Prague 8 Municipality Marking Roma Holocaust Memorial Day by Flying Romani Flag

The Prague 8 municipal department is marking Roma Holocaust Memorial Day by flying the Romani flag to remember the tragic night of 2 August 1944.

Some 21,000 Roma and Sinti people were murdered by the Germans in the so-called ‘Gypsy family camp’ (Zigeunerlager) at Auschwitz-Birkenau during World War II.

On the night of August 2, 1944, the Germans killed 2,897 Sinti and Roma in the gas chambers.

“On 2 August 1944, the final two transports of Romani people left Auschwitz-Birkenau. More than 900 men were sent to Buchenwald and 490 women to the concentration camp of Ravensbrück. Children, the elderly, and invalids, were murdered in the gas chambers.

The history of what had been called the Gypsy Camp, where Romani people from the Protectorate [of Bohemia and Moravia] were also imprisoned, came to an end,” local authorities cited the author Jiří Padevět in their press release.

Annually, 2 August is commemorated by Romani people all over Europe as Roma Holocaust Memorial Day.

During the 17 months that the “Gypsy Family Camp” existed (from February 1943 to July 1944), as many as 23,000 children, men and women were imprisoned there. Approximately 21,000 Romani and Sinti prisoners, both male and female, were murdered in the camp itself.

In occupied Bohemia and Moravia, Sinti and Roma were detained at the Lety and Hodonin camps before being deported to Auschwitz.

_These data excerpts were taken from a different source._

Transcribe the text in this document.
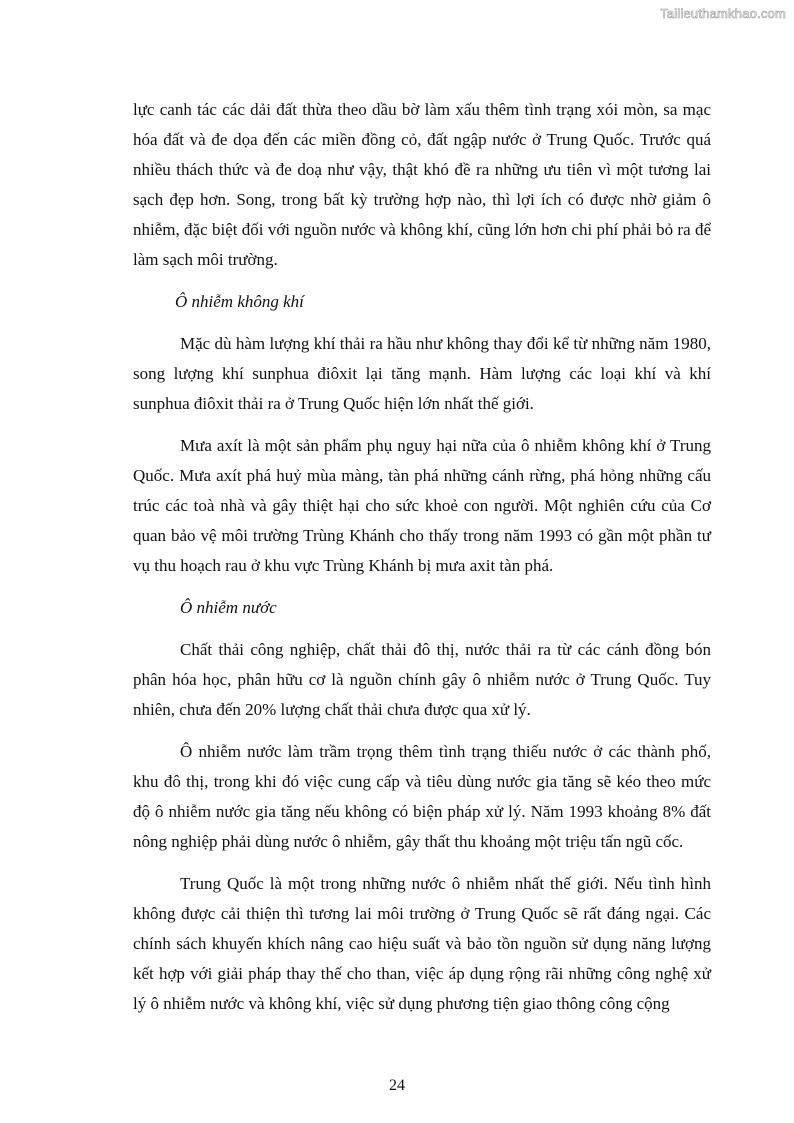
Tailieuthamkhao.com

lực canh tác các dải đất thừa theo dầu bờ làm xấu thêm tình trạng xói mòn, sa mạc hóa đất và đe dọa đến các miền đồng cỏ, đất ngập nước ở Trung Quốc. Trước quá nhiều thách thức và đe doạ như vậy, thật khó đề ra những ưu tiên vì một tương lai sạch đẹp hơn. Song, trong bất kỳ trường hợp nào, thì lợi ích có được nhờ giảm ô nhiễm, đặc biệt đối với nguồn nước và không khí, cũng lớn hơn chi phí phải bỏ ra để làm sạch môi trường.

Ô nhiễm không khí

Mặc dù hàm lượng khí thải ra hầu như không thay đổi kể từ những năm 1980, song lượng khí sunphua điôxit lại tăng mạnh. Hàm lượng các loại khí và khí sunphua điôxit thải ra ở Trung Quốc hiện lớn nhất thế giới.

Mưa axít là một sản phẩm phụ nguy hại nữa của ô nhiễm không khí ở Trung Quốc. Mưa axít phá huỷ mùa màng, tàn phá những cánh rừng, phá hỏng những cấu trúc các toà nhà và gây thiệt hại cho sức khoẻ con người. Một nghiên cứu của Cơ quan bảo vệ môi trường Trùng Khánh cho thấy trong năm 1993 có gần một phần tư vụ thu hoạch rau ở khu vực Trùng Khánh bị mưa axit tàn phá.

Ô nhiễm nước

Chất thải công nghiệp, chất thải đô thị, nước thải ra từ các cánh đồng bón phân hóa học, phân hữu cơ là nguồn chính gây ô nhiễm nước ở Trung Quốc. Tuy nhiên, chưa đến 20% lượng chất thải chưa được qua xử lý.

Ô nhiễm nước làm trầm trọng thêm tình trạng thiếu nước ở các thành phố, khu đô thị, trong khi đó việc cung cấp và tiêu dùng nước gia tăng sẽ kéo theo mức độ ô nhiễm nước gia tăng nếu không có biện pháp xử lý. Năm 1993 khoảng 8% đất nông nghiệp phải dùng nước ô nhiễm, gây thất thu khoảng một triệu tấn ngũ cốc.

Trung Quốc là một trong những nước ô nhiễm nhất thế giới. Nếu tình hình không được cải thiện thì tương lai môi trường ở Trung Quốc sẽ rất đáng ngại. Các chính sách khuyến khích nâng cao hiệu suất và bảo tồn nguồn sử dụng năng lượng kết hợp với giải pháp thay thế cho than, việc áp dụng rộng rãi những công nghệ xử lý ô nhiễm nước và không khí, việc sử dụng phương tiện giao thông công cộng

24
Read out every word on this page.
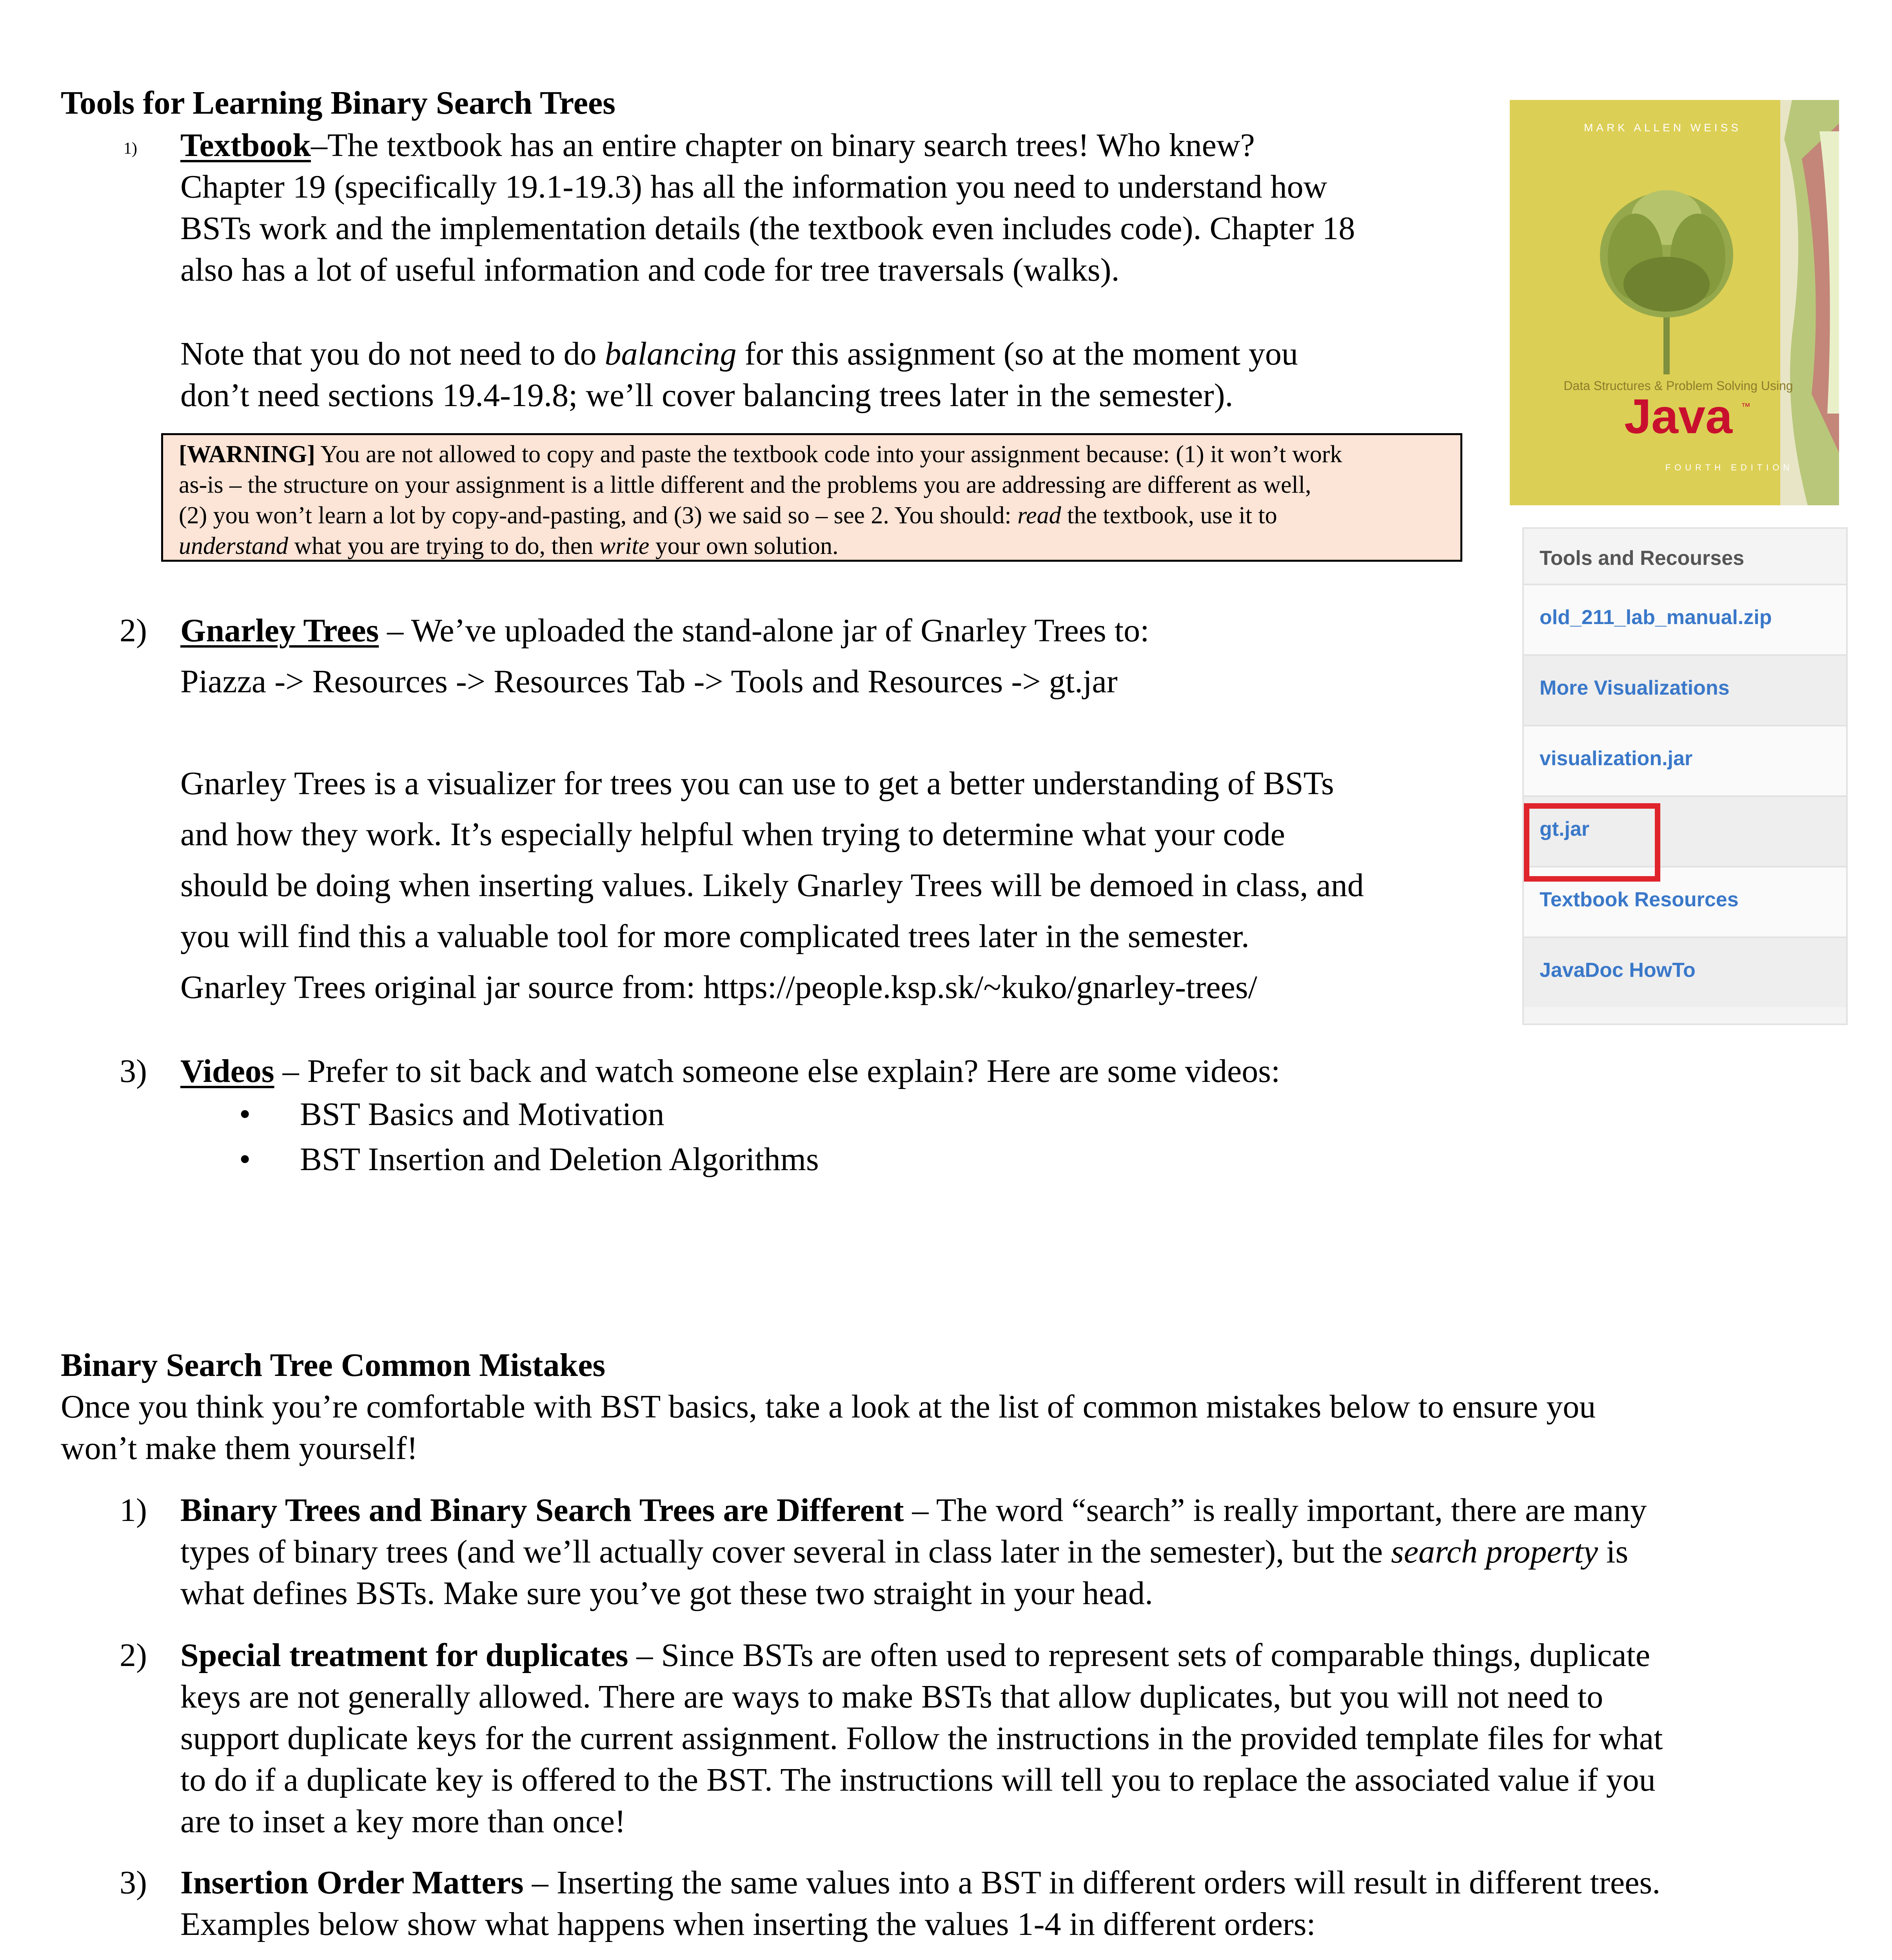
Tools for Learning Binary Search Trees
1) Textbook–The textbook has an entire chapter on binary search trees! Who knew?
Chapter 19 (specifically 19.1-19.3) has all the information you need to understand how
BSTs work and the implementation details (the textbook even includes code). Chapter 18
also has a lot of useful information and code for tree traversals (walks).
Note that you do not need to do balancing for this assignment (so at the moment you
don’t need sections 19.4-19.8; we’ll cover balancing trees later in the semester).
[WARNING] You are not allowed to copy and paste the textbook code into your assignment because: (1) it won’t work
as-is – the structure on your assignment is a little different and the problems you are addressing are different as well,
(2) you won’t learn a lot by copy-and-pasting, and (3) we said so – see 2. You should: read the textbook, use it to
understand what you are trying to do, then write your own solution.
2) Gnarley Trees – We’ve uploaded the stand-alone jar of Gnarley Trees to:
Piazza -> Resources -> Resources Tab -> Tools and Resources -> gt.jar
Gnarley Trees is a visualizer for trees you can use to get a better understanding of BSTs
and how they work. It’s especially helpful when trying to determine what your code
should be doing when inserting values. Likely Gnarley Trees will be demoed in class, and
you will find this a valuable tool for more complicated trees later in the semester.
Gnarley Trees original jar source from: https://people.ksp.sk/~kuko/gnarley-trees/
3) Videos – Prefer to sit back and watch someone else explain? Here are some videos:
• BST Basics and Motivation
• BST Insertion and Deletion Algorithms
MARK ALLEN WEISS
Data Structures & Problem Solving Using
Java ™
FOURTH EDITION
Tools and Recourses
old_211_lab_manual.zip
More Visualizations
visualization.jar
gt.jar
Textbook Resources
JavaDoc HowTo
Binary Search Tree Common Mistakes
Once you think you’re comfortable with BST basics, take a look at the list of common mistakes below to ensure you
won’t make them yourself!
1) Binary Trees and Binary Search Trees are Different – The word “search” is really important, there are many
types of binary trees (and we’ll actually cover several in class later in the semester), but the search property is
what defines BSTs. Make sure you’ve got these two straight in your head.
2) Special treatment for duplicates – Since BSTs are often used to represent sets of comparable things, duplicate
keys are not generally allowed. There are ways to make BSTs that allow duplicates, but you will not need to
support duplicate keys for the current assignment. Follow the instructions in the provided template files for what
to do if a duplicate key is offered to the BST. The instructions will tell you to replace the associated value if you
are to inset a key more than once!
3) Insertion Order Matters – Inserting the same values into a BST in different orders will result in different trees.
Examples below show what happens when inserting the values 1-4 in different orders:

The Prague 8 local authority flew the Romani flag on 30 July 2021 in order to remind people that Monday, 2 August, will be Roma Holocaust Memorial Day. (PHOTO: www.praha8.cz)

Other Romani prisoners were murdered in concentration camps in Bełżec, Chełmno, Majdanek, Sobibór and Treblinka. Other Romani prisoners were shot dead and buried in mass graves in the forest – their numbers are difficult to estimate.

The extermination policy of Nazi Germany is estimated to have caused the deaths of as many as half a million Romani and Sinti people from all over Europe.

Some estimates say the number was as high as 800 000 victims, which would have been anywhere between one-fourth to one-half of the interwar population of Roma.